Oil futures in New York formed a “base” between $40 and $50 a barrel in the first quarter from which prices can rally further, David Sneddon, head of technical analysis at Credit Suisse in London, and Andrew Chaveriat, a BNP analyst in New York, said separately.
Having broken out of the range set by the rally from Dec. 19’s four-year low of $32.40 to the high of $50.47 on Jan. 6, prices are poised to move higher. Oil may repeat the $18.07 a barrel gain of that December-to-January advance, giving a target of about $68.50 a barrel, the analysts said.
“You wouldn’t give up on the rally yet, it still has legs,” Sneddon, said yesterday at a London presentation hosted by Bloomberg LP, the parent company of Bloomberg News.
Futures on the New York Mercantile Exchange, 19 percent higher this year, traded at $53.07 a barrel today.
Crude will first be drawn to $59.50, a price target shown on a so-called Fibonacci chart as a 23.6 percent recovery of last year’s crash from July’s record of $147.27 down to $32.40. Prices may then peak near $68.50, Sneddon said.
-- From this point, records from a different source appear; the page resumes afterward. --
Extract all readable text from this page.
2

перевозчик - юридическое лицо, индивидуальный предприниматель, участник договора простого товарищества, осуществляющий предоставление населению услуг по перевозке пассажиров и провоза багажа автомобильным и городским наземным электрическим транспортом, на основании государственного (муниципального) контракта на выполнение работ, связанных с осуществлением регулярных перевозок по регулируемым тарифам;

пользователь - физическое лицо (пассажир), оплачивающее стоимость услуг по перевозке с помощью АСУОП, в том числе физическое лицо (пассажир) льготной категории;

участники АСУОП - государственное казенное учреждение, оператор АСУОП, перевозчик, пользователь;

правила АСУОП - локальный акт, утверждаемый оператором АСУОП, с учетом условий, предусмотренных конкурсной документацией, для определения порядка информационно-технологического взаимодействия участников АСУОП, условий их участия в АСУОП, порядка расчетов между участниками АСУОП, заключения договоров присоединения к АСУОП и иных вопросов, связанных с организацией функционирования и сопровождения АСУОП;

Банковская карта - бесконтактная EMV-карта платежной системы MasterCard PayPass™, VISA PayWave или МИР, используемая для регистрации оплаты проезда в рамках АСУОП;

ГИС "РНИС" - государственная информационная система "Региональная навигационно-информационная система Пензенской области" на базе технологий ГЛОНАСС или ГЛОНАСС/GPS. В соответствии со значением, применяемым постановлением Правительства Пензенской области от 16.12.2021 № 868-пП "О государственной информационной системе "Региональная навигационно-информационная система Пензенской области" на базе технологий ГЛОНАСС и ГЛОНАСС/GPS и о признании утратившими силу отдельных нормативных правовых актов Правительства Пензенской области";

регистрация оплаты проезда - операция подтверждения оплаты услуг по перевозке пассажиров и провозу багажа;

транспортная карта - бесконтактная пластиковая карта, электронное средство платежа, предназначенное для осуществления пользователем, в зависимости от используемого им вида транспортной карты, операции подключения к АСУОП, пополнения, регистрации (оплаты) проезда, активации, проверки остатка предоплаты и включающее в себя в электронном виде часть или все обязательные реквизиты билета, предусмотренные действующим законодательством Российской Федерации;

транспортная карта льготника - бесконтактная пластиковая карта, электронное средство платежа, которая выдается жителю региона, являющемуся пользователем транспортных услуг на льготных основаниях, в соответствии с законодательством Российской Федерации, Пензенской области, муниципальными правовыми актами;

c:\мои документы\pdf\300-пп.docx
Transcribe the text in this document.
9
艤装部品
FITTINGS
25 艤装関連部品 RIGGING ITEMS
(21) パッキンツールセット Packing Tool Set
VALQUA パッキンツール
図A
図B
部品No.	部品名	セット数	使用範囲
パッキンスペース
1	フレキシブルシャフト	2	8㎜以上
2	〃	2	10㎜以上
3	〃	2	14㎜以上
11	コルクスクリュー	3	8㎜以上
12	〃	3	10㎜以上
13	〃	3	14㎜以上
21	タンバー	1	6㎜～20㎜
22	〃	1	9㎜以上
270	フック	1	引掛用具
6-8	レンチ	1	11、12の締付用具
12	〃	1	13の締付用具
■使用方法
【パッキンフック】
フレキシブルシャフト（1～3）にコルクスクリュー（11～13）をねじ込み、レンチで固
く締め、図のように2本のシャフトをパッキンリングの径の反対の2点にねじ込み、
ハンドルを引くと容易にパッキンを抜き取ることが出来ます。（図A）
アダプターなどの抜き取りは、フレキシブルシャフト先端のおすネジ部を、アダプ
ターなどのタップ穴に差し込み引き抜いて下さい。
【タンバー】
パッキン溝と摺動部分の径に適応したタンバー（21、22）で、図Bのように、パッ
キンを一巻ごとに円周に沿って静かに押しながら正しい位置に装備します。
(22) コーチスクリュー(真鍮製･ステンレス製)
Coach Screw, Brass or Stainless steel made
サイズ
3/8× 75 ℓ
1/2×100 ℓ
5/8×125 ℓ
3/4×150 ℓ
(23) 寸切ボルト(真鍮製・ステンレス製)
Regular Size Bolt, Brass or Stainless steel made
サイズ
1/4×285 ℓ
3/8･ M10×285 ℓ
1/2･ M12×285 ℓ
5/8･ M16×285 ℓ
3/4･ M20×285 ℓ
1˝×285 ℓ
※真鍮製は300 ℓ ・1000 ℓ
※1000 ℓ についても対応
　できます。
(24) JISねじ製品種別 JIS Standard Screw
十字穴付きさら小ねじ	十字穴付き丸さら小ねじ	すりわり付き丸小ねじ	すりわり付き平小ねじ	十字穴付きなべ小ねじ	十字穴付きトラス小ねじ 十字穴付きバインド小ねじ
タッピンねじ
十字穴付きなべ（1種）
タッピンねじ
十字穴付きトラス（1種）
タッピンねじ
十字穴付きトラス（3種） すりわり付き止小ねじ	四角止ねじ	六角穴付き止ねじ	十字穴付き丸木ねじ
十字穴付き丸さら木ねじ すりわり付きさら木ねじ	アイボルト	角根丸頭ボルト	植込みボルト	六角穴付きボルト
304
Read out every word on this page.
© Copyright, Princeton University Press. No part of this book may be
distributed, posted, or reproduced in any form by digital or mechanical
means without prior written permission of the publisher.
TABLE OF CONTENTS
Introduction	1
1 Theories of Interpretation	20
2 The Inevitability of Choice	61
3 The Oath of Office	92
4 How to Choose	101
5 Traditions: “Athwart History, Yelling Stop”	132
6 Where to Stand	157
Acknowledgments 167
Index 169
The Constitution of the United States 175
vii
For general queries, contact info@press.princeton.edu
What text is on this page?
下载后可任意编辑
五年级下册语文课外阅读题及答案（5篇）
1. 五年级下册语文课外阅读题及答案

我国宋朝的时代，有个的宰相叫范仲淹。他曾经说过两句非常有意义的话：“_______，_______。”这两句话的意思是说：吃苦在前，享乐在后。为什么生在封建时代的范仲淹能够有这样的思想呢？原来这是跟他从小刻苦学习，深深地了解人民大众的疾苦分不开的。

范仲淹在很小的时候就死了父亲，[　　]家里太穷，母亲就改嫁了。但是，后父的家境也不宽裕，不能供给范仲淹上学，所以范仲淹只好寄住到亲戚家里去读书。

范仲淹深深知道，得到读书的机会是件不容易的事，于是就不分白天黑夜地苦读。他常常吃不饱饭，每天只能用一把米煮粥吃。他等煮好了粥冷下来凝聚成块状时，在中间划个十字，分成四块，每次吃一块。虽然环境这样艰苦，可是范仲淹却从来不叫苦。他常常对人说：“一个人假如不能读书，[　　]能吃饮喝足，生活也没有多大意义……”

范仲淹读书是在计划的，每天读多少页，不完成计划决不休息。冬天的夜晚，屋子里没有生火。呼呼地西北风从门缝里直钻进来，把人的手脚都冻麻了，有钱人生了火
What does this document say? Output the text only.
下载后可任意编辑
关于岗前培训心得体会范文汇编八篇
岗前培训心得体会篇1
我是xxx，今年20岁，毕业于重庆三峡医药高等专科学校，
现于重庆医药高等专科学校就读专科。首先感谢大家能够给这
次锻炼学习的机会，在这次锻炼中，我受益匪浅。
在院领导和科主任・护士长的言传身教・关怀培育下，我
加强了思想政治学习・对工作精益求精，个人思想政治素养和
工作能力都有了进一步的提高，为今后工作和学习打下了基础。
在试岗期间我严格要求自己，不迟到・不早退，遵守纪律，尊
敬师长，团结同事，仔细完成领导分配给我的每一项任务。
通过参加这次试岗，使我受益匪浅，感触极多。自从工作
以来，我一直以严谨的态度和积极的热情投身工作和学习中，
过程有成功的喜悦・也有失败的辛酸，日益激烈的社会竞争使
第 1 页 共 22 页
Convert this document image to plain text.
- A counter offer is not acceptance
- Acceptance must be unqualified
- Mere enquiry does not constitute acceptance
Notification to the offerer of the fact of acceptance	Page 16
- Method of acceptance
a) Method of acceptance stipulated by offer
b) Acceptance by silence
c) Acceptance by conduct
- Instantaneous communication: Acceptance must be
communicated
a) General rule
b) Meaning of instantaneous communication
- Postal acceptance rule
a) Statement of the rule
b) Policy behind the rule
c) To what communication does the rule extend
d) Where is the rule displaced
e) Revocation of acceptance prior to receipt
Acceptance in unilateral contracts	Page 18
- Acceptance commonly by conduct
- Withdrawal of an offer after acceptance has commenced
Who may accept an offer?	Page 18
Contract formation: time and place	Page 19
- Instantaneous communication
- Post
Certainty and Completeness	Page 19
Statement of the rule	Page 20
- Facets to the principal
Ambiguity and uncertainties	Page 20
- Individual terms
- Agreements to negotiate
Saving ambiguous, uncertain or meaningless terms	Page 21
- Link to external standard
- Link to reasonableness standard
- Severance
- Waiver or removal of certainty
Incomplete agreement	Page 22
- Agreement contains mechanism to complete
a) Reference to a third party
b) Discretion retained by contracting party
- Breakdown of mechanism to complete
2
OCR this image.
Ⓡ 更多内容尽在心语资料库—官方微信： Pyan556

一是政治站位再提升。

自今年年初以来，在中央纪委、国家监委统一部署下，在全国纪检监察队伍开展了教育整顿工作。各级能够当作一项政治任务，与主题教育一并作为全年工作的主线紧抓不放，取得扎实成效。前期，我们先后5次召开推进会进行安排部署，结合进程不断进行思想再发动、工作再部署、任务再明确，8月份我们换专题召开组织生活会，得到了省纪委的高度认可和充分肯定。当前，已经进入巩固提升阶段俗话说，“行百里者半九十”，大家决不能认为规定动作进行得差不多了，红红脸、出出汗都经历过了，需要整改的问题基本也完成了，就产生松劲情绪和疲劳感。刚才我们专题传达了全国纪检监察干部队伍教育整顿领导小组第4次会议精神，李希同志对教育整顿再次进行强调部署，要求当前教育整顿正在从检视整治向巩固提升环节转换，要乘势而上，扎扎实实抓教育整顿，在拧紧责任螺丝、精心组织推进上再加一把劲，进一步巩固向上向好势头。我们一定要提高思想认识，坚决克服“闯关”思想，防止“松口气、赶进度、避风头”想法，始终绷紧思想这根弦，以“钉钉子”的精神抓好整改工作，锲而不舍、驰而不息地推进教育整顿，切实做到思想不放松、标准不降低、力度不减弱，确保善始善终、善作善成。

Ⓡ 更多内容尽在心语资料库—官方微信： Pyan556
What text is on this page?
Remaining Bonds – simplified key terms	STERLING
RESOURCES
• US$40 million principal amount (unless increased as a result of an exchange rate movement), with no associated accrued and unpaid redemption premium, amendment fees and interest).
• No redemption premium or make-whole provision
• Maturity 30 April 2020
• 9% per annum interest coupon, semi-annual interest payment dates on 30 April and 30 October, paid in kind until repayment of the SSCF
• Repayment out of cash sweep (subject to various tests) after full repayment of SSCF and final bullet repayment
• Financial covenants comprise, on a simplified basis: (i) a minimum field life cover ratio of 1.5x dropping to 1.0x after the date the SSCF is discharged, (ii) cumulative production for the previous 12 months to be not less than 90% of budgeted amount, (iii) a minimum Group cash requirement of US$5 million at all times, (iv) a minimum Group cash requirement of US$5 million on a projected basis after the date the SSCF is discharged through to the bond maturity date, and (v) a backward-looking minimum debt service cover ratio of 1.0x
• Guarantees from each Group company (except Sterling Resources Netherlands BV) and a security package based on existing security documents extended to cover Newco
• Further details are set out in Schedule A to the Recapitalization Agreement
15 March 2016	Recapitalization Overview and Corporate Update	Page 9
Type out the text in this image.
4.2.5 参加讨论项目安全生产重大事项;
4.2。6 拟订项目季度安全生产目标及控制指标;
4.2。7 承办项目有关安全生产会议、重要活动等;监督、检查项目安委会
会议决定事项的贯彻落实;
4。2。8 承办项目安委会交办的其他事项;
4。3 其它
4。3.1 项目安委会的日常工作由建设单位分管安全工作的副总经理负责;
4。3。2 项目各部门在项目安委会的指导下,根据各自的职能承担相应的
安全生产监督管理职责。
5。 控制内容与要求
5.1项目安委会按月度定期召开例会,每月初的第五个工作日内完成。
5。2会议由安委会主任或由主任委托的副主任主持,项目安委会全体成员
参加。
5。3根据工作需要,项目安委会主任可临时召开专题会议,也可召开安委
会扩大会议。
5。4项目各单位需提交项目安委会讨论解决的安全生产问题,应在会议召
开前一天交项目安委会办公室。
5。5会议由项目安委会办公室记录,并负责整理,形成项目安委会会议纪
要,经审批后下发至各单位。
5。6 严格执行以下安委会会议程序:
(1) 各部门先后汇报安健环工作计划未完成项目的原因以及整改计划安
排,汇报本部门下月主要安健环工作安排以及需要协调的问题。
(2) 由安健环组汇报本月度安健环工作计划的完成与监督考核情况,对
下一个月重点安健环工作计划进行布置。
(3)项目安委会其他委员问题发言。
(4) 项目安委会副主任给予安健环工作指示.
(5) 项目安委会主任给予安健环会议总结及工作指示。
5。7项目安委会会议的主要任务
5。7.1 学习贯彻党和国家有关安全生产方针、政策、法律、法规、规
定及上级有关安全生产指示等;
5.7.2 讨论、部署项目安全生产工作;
The ratios used in Fibonacci analysis are based on the sequence identified by Italian mathematician Leonardo Fibonacci in the 13th century and used to predict support and resistance levels for prices.
In contrast to Seddon, BNP’s Chaveriat said crude may surpass the target near $68 and rise above $70 a barrel in the next three months. The contract will be drawn towards its next Fibonacci level of $76.28, a 38.2 percent retracement of last year’s decline, Chaveriat said.
“It would not be unreasonable to see $71 or $72 later this summer,” Chaveriat added. “The best barometer showing the path of least resistance is upwards in the medium term is the big base we built back in December, January.”